Marcia Stefanick, a professor of medicine at Stanford University and a principal investigator in the NIH study, cautioned against assuming that progestin was the culprit for the increased hazard. She noted that the two studies looked at somewhat disparate populations.

Started seven years ago, the latest study examined healthy post-menopausal women ages 50 to 79 who had had a hysterectomy. Half of the subjects were given estrogen, the other half a placebo.

The data released yesterday are preliminary, Alving said, and final results won't be announced until April.

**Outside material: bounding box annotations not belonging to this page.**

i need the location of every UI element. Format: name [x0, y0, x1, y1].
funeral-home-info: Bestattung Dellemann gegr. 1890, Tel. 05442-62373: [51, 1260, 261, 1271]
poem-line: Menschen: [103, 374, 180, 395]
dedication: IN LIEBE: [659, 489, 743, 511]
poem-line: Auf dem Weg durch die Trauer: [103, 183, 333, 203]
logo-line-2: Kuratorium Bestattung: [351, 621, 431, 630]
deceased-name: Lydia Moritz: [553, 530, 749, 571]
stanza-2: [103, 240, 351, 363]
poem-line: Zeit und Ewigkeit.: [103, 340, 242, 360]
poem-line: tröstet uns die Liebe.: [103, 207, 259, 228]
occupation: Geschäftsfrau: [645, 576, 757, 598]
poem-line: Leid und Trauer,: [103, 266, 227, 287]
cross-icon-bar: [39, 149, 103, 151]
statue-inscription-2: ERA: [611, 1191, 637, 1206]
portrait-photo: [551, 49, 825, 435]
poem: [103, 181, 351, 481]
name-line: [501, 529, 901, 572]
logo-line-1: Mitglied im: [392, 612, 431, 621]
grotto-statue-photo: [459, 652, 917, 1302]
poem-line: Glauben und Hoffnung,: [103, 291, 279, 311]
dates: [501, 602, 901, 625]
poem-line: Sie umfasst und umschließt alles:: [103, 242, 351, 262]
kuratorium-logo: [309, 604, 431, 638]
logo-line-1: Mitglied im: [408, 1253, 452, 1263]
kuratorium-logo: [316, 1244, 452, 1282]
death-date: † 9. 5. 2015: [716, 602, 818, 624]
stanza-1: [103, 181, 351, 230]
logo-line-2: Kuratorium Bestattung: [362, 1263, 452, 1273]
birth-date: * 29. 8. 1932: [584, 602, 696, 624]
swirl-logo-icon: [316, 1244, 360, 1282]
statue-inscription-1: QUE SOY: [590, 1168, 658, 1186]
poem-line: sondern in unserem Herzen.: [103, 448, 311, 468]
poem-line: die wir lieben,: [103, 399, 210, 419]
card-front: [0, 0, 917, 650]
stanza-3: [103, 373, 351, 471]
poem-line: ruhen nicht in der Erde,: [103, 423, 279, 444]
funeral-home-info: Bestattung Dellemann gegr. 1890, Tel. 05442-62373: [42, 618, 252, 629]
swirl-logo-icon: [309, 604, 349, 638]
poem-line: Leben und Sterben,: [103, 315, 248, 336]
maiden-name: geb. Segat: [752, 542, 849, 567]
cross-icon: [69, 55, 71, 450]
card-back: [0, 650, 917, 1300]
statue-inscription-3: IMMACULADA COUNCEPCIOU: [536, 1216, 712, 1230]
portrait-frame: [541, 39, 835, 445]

For that reason, Stefanick cautioned that any conclusions must wait until then. "I don't think people should use this information to make decisions about their own hormone use," she said.

Alving and other researchers expressed hope that yesterday's news would not trigger fear over estrogen therapy hazards. The 2002 announcement set off an "overreaction," Alving said: "I would like to have seen a little less emotion and a little more thought."